A colleague of mine recently pointed me at a blog entry on the subject of automated flexing of service infrastructure in response to a rapid increase in demand. In it, he sites evidence that demand can spike nearly an order of magnitude in a period of less than a minute. He, as well his sources, conclude that the ability for clouds to respond to such a rapid and massive increase demand is "unrealistic". Food for thought. Are they right? Is all lost? Or perhaps, is their angst the result of a myopic view that provisioning a new server has to mean deploying a new Zen container with the requisite gigabytes of OS and application images?
A few weeks ago, I penned an entry on the details of how we flex the CWS web tier. This morning I did some manual testing of our new ReSTful control document interface (due out later this month) and found that a command issued from off-grid to start a new server instance takes between 10-20 secs for the web server instance to start running. A number of things are working in our favor here. Beyond the general speed of platform provisioning provided through pC zone model, as CWS instances share a common application image, there is no need for any significant data motion when provisioning a new web server instance. Starting a new web server instance is pretty much just that, create a new process registration, replumb the load balancer and tell the system run the server, effectively, java -jar carolinewebserver.jar. Viola!
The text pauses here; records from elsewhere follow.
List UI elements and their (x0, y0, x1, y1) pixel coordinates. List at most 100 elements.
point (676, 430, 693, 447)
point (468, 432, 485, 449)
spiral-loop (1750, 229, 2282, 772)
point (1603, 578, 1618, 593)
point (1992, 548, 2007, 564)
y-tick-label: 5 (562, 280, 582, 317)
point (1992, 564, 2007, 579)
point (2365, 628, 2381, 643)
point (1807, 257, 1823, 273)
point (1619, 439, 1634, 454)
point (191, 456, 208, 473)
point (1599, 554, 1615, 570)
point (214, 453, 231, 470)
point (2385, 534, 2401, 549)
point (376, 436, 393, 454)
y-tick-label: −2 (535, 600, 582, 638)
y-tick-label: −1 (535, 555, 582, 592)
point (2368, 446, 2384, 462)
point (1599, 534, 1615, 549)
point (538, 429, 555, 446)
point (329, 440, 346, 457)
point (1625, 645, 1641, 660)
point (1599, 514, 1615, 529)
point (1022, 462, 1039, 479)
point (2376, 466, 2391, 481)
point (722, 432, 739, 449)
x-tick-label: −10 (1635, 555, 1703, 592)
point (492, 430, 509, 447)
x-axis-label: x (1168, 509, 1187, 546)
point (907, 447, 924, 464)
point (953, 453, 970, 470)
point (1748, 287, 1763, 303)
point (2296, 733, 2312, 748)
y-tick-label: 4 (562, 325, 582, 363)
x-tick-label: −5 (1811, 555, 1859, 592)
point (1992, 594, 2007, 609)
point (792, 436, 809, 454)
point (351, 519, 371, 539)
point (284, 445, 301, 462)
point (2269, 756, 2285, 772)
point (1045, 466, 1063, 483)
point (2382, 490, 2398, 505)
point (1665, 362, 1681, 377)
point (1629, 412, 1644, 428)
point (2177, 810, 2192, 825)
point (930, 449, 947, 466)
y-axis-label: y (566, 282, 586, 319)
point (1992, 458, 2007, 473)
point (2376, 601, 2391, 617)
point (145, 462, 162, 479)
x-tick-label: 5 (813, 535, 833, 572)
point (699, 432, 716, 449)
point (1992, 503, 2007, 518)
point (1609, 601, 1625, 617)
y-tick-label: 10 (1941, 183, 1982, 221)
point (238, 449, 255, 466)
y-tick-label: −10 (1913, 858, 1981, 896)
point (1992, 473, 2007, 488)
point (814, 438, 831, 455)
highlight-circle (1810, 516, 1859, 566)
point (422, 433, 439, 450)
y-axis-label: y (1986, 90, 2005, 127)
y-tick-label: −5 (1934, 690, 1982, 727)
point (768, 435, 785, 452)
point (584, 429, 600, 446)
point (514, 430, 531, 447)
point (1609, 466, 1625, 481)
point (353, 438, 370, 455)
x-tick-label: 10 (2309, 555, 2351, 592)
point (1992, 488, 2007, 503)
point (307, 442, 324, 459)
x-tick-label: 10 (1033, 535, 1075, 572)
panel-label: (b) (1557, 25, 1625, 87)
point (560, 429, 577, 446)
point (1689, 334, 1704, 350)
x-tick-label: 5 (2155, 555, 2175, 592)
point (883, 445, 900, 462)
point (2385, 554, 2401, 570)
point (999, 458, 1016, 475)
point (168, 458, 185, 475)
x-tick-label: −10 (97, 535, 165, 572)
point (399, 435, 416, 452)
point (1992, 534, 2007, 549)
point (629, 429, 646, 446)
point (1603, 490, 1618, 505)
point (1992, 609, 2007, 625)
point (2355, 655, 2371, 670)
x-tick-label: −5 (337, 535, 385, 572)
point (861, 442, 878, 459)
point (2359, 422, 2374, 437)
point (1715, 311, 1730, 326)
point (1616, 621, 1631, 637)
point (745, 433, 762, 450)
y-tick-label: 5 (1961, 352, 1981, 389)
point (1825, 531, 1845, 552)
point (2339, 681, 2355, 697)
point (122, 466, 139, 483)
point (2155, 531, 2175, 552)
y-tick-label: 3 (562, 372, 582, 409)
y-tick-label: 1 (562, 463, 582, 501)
There are a couple of things currently in the way of the current version of CWS responding to an order in magnitude demand spike. The first impediment is that currently the CWS agent server allocates new servers
sequentially. Here, however, its a simple matter parallelize the allocation and in fact I had already been planning to do so anyway in the near future. This change would likely need to be paired with a few tweaks to our flexing algorithm as suggested in my previous article, i.e. cutting the polling interval down a few ticks and implementing a weighting scheme for the number sampling more geared toward anticipating spikes in demand. With these changes, we likely can make a credible attempt at handling a 10 fold increase in traffic and provision the necessary resources in well under a minute. Of course, whether we can do this at the scale suggested in this article will likely remain an open question for some time.
Can pC provide a solution where others might fall short? As we've yet to deal with the demand levels in the outlined scenario, it is far too early to say. But do we hold out the promise of an architecture capable of such feats? Personally, I'm more concerned about rapid, accurate and timely detection of demand increase, not to mention the raw throughput of our individual servers than I am about how quickly we are able to deploy new ones. So in my mind, the answer is a qualified, "yes". Hopefully we will find out over the coming months.